2. conceptual relationships: subsumption by (subset of) ⊂ ‘is subsumed by, is a subset of, is a’; association (metonymy) ∾ ‘is associated with / related to’; similarity (metaphor) ~ ‘is similar to, resembles’

3. lexical relationships:

𝒜(N) stands for the Adj predicating N-ness (Californian ‘of or belonging to California’: 𝒜(California) = Californian and 𝒜-1(Californian) = California)

𝒩(Adj) stands for the N evoked by an Adj (canine ‘relating to dogs’: 𝒩(canine) = dog and 𝒩-1(dog) = canine)

4. properties of composites (with default properties in boldface):

4a1. in subsective composites, (Mod N)’ ⊂ N’; subsectivity is the default

California wine (California wine is wine), French wine (French wine is wine)

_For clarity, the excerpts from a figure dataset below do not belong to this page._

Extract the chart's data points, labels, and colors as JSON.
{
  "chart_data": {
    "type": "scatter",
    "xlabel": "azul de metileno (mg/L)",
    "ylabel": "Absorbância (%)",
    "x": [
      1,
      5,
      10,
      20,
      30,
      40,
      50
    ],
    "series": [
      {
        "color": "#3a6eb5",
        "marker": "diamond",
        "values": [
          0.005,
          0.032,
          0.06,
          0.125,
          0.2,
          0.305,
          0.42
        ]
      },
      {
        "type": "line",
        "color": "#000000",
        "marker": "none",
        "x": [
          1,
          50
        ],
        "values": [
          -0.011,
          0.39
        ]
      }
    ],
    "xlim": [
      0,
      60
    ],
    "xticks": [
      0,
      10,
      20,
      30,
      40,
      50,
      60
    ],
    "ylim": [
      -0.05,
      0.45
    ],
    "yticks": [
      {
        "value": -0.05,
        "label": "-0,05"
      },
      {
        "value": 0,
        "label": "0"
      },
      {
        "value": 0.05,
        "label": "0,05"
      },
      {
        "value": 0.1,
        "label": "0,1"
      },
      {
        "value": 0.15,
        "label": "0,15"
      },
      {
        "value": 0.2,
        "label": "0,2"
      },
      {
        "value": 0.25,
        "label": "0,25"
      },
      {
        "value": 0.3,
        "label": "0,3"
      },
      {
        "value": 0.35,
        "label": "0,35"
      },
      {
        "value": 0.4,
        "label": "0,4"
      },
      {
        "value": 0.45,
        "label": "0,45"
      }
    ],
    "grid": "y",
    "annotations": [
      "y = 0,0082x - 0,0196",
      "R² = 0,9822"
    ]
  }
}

4a2. non-subsective composites: in resembloid composites, (Mod N)’ ~ N’

California lilac (a California lilac (plant) is similar to a lilac (plant), Russian olive (a Russian olive (plant) is similar to an olive (plant))

4b1. in predicational composites,

(Mod N)’ ⊂ Mod’ if Mod is an Adj: French wine (French wine is French); Adj + N nominals are largely predicational

(Mod N)’ ⊂ 𝒜(Mod)’ if Mod is a N: California wine (California wine is Californian)

4b2. non-predicational composites: in relational composites,

(Mod N)’ ∾ Mod’ if Mod is a N: California lilac (a Calfornia lilac is associated with California); N + N compounds are largely relational

(Mod N)’ ∾ 𝒩(Mod)’ if Mod is an Adj: canine therapist (a canine therapist is associated with dogs (specifically, by treating them))

To recall: Swiss cheese is subsective but non-predicational (instead, it’s relational). American cheese is non-subsective in technical usage (instead, it’s resembloid), subsective in ordinary language; and it’s predicational.